Anne-Claire Hochedel : Toulouse est une grande ville. Et la pression est forte dans toutes les grandes villes en France aujourd’hui. Ce n’est malheureusement pas un cas isolé. Dans les grandes villes, on croise des gens qui ont les moyens et et des gens qui n’ont pas les moyens mais qui sont attirés par les services, par le fait de potentiellement pouvoir subvenir à ses besoins en trouvant un travail déclaré ou non. C’est le cas dans toutes les grandes métropoles. En Occitanie, Toulouse est dans une situation particulière puisque c’est LA grande ville de la région. Bien qu’à Montpellier aussi on ait une pression qui est maintenant très forte.
Dans le privé, les loyers restent très élevés, en tous cas trop élevés pour des personnes avec des ressources réduites.
Anne-Claire Hochedel, FAS Occitanie
France 3 Occitanie : Quelles sont les solutions qui existent pour héberger les familles à la rue ?
Anne-Claire Hochedel : À Toulouse, on a un taux de prise en charge à l'hôtel qui est très important, entre 2.100 et 2.900 personnes sont concernées. Mais nous, on se bat pour qu’il y ait une diminution du nombre de recours d’hébergement à l’hôtel. Parce que trop souvent ce sont des situations où les habitants se retrouvent souvent dans des logements indignes. Il faut trouver un moyen de leur proposer une autre offre adaptée.
France 3 Occitanie : Comment expliquer cette saturation ?
Anne-Claire Hochedel : Le sans-abrisme, de toutes les façons, malheureusement, ne diminue pas. Et pourtant, à Toulouse, on est face à une décrue de la construction de logements. Depuis la période du Covid, même s’il y a eu une accélération des constructions, il y a eu une pause et là on assiste à une production insuffisante de logements. Les bailleurs sociaux, qui sont ceux qui répondent aux demandes des personnes en difficulté ou qui se trouvent en précarité économique, ne peuvent plus ou ne peuvent pas proposer suffisamment de logement. Dans le privé, les loyers restent très élevés, en tous cas trop élevés pour des personnes avec des ressources réduites et c’est un frein.

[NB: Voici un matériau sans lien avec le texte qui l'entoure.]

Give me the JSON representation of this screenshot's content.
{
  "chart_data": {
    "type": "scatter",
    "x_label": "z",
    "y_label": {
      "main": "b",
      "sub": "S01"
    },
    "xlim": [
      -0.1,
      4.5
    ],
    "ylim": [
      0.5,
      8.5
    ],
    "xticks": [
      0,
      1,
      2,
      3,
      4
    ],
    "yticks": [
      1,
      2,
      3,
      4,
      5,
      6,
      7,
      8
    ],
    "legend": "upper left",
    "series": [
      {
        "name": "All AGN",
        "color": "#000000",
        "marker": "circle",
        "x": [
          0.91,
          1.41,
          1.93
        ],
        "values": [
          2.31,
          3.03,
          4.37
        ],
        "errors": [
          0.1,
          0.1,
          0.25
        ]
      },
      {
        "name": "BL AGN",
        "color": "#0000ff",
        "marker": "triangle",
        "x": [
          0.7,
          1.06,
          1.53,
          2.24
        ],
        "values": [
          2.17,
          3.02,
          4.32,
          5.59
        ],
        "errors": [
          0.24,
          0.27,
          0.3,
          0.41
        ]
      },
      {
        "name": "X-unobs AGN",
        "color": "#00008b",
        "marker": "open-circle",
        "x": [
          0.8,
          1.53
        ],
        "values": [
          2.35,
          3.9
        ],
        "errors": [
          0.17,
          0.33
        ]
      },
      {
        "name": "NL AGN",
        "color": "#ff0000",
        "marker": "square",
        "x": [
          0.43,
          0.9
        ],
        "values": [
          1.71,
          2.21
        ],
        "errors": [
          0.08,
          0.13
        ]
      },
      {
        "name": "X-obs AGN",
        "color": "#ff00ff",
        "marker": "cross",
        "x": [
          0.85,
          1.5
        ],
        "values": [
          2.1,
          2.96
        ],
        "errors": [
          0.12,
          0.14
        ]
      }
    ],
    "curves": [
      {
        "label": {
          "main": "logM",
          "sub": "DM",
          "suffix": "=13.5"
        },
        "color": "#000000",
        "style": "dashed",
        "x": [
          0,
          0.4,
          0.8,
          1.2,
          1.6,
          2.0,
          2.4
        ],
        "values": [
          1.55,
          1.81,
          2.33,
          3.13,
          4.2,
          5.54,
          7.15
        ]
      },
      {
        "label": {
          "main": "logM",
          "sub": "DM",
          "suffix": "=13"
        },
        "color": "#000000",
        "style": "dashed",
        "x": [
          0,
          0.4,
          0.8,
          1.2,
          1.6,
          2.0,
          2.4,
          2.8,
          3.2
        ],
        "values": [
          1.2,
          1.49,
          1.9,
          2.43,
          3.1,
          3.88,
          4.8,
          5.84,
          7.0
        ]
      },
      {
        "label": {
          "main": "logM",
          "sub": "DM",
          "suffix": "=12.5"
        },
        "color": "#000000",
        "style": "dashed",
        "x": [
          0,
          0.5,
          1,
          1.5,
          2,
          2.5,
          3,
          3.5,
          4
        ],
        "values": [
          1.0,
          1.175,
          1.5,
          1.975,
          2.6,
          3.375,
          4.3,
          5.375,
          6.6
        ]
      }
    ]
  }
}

France 3 Occitanie : Et paradoxalement, vous indiquez que bon nombre de personnes arrêtent de faire une demande de logement ?
Anne-Claire Hochedel : D’abord, parce que les dispositifs que l’on a pu mettre en place répondent à un besoin. Ceux qui sont hébergés laissent la place à ceux qui ne faisaient même plus la demande. La saturation des dispositifs vient cacher la demande. Quand on arrête de faire une demande parce que les services sont saturés ça ne veut pas dire que l’on n’est plus à la rue. on peut toujours se trouver dans une situation difficile.
Les chiffres du non hébergement vont de pair avec les chiffres de fréquentation des banques et des aides alimentaires.
Anne-Claire Hochedel, FAS Occitanie
France 3 Occitanie : L’inflation et la crise économique renforcent-elles vos inquiétudes ?
Anne-Claire Hochedel : Les personnes qui risquent de se retrouver à la rue font partie des populations vulnérables. Et le contexte économique les fragilisent encore plus. Les chiffres du non hébergement ne concernent pas uniquement les questions du mal logement ou du sans-abrisme. Ils vont de pair avec les chiffres de fréquentation des banques et des aides alimentaires. Et ils sont tous en augmentation. Surtout que depuis le Covid et la crise sanitaire, on est sur une pente et ça reste très difficile. On n’arrive pas à retrouver un équilibre.